Driven largely by hunting lobby interests, states in the West, apart from California, have across-the-board adopted strategies allowing legal or trophy hunting of pumas in part to protect and grow mule deer populations for hunters to target. However, puma research has repeatedly shown that heavy hunting pressure often reduces the average age of pumas in a population, rather than dramatically decreasing the number of cats in the landscape, as hunters target older and bigger trophy animals. 

This research indicates that heavy hunting may, in fact, exacerbate problems for mule deer by changing the age structure of the puma population to predominantly younger animals that are more likely to hunt mule deer than elk.

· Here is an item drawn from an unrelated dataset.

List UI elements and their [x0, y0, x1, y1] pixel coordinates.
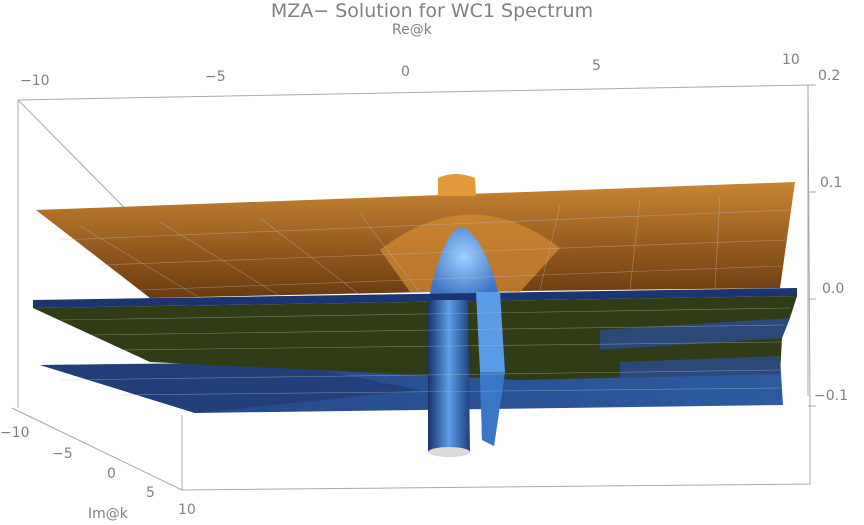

Decades-old research was the first to prove that pumas and other predators have little influence on deer populations. Instead, biologists agree that weather and food, including a widespread drought primarily responsible for the recent Rocky Mountain mule deer decline, are the driving forces influencing deer numbers. Despite these facts, efforts to remove pumas to aid mule deer populations persist throughout the American West.

Colorado recently implemented a controversial policy openly opposed by scientific voices, and currently under litigation, that allows for persecution of hundreds of pumas and black bears by contracted hunters to protect mule deer. One state over, in Utah, hunters are predominantly killing pumas that are only three years old, who have essentially just left their mother’s side.

In a long-term experiment from Idaho, researchers actively removed pumas and coyotes to attempt to increase mule deer numbers. Doing so allowed more fawns to survive longer intervals, and increased the number of does with fawns in the population, but these differences ultimately did not translate into deer population growth.

In addition to producing counterintuitive results, blind investment in puma hunting policies uninformed by science may threaten public health. The recent case of a jogger in Colorado who attacked and killed a puma cub in self-defense and another incident this week of a puma attack in British Columbia, where research suggests puma hunting is causing greater human-cat conflict, are two recent examples of safety concern.

“Our hope is that this research helps to effect change to scientifically-questionable policies that, as of now, are highly influenced by livestock and hunting groups, [and lead] to one that takes a more holistic approach, effectively conserving wildlife populations—and even growing mule deer populations—in a more natural way, guided by scientifically-derived and well-based information,” said Howard Quigley, study co-author and Panthera conservation science executive director.

Panthera, founded in 2006, is devoted exclusively to preserving wild cats and their critical role in the world’s ecosystems. Panthera’s team of leading biologists, law enforcement experts and wild cat advocates develop innovative strategies based on the best available science to protect cheetahs, jaguars, leopards, lions, pumas, snow leopards and tigers and their vast landscapes. In 36 countries around the world, Panthera works with a wide variety of stakeholders to reduce or eliminate the most pressing threats to wild cats, thus securing their future and ours.